Шон взял с собой совсем мало: одеяло в скатку, винтовку и сменную лошадь. Дорогу к краалю Мбежане он терял в темноте дважды, но оба раза лошадь сама находила путь. Из толстых стеблей травы Мбежане построил себе большую круглую хижину в отдалении от жилищ остальных слуг, ведь он был зулус не простой, а царской крови. Когда Шон наконец добрался до нее, несколько минут за стенкой слышалась какая-то возня и сонное бормотание, и только потом на крики Шона вышел завернутый в одеяло по плечи Мбежане со старой парафиновой лампой в руке.

– В чем дело, нкози?

– Я уезжаю, Мбежане.

– Куда?

– Куда глаза глядят. Едешь со мной?

– Сейчас, принесу копья, – сказал Мбежане.

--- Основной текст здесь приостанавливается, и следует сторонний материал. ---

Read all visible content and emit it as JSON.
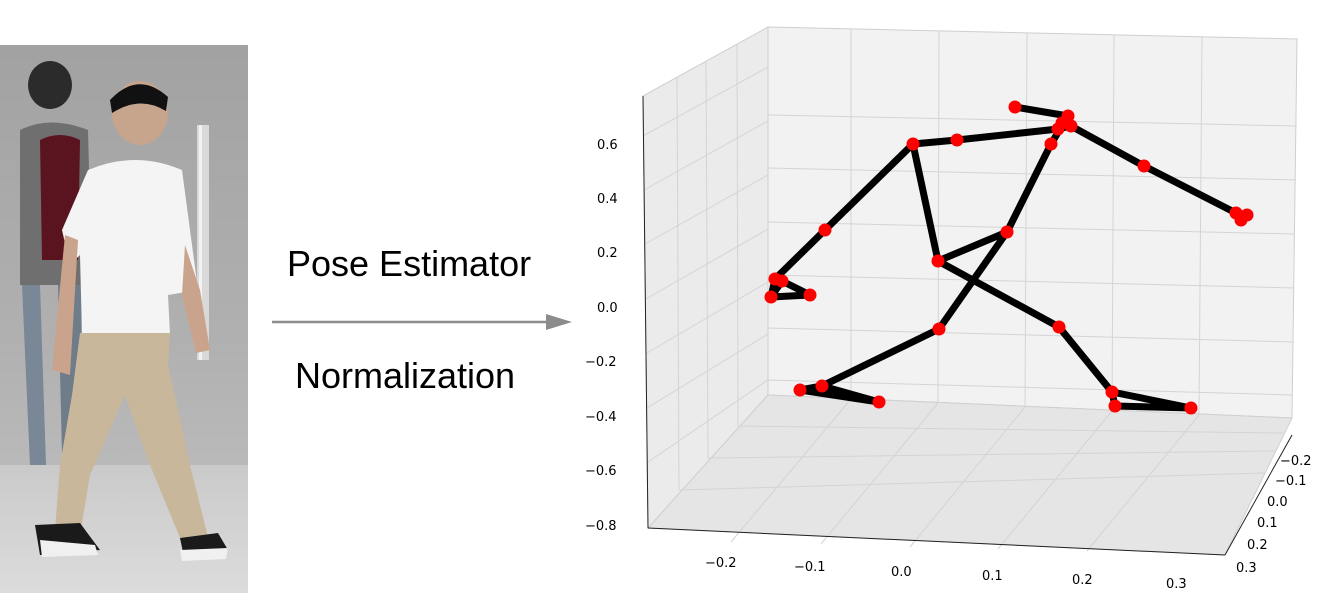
{
  "process": {
    "step_1_label": "Pose Estimator",
    "step_2_label": "Normalization"
  },
  "photo": {
    "icon": "walking-person-photo"
  },
  "chart_data": {
    "type": "scatter",
    "projection": "3d",
    "grid": true,
    "marker_color": "#ff0000",
    "bone_color": "#000000",
    "vertical_axis_ticks": [
      "0.6",
      "0.4",
      "0.2",
      "0.0",
      "−0.2",
      "−0.4",
      "−0.6",
      "−0.8"
    ],
    "depth_axis_ticks": [
      "−0.2",
      "−0.1",
      "0.0",
      "0.1",
      "0.2",
      "0.3"
    ],
    "bottom_axis_ticks": [
      "−0.2",
      "−0.1",
      "0.0",
      "0.1",
      "0.2",
      "0.3"
    ],
    "zlim": [
      -0.85,
      0.7
    ]
  }
}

Когда добрались до Ледибурга, старик Пай еще сидел в своем кабинете позади банка. Он пересчитывал соверены, ставя их аккуратными золотыми столбиками, и пальцы его касались монет так же нежно, как они касаются тела любимой женщины. Стоило Шону плечом открыть дверь, как хозяин быстро протянул руку к открытому сбоку ящику стола.

– Вот это совсем ни к чему, – сказал Шон, и Пай с виноватым видом убрал руку от пистолета.

– Боже мой! Я и не узнал тебя, мой мальчик! – воскликнул он.

– Сколько у меня на счете? – Шон опустил обмен любезностями и перешел сразу к делу.

– Сегодня банк уже не работает.

– Послушайте, мистер Пай, я очень тороплюсь. Сколько у меня на счете?

Пай выбрался из кресла и подошел к большому железному сейфу. Закрывая его собой, он набрал комбинацию и раскрыл дверцу. Осторожно достал журнал и положил на стол.

– Картер… Клёт… ага, Кортни… – бормотал он, переворачивая страницы. – Так, Ада, Гаррик, Шон. Вот они. Значит, так: тысяча двести девяносто шесть фунтов и восемьдесят восемь пенсов; счета магазина за последний месяц, разумеется, еще не оплачены.

– Будем считать, тысяча двести, – сказал Шон. – Я хочу получить их немедленно, а пока вы считаете, дайте мне перо и бумагу.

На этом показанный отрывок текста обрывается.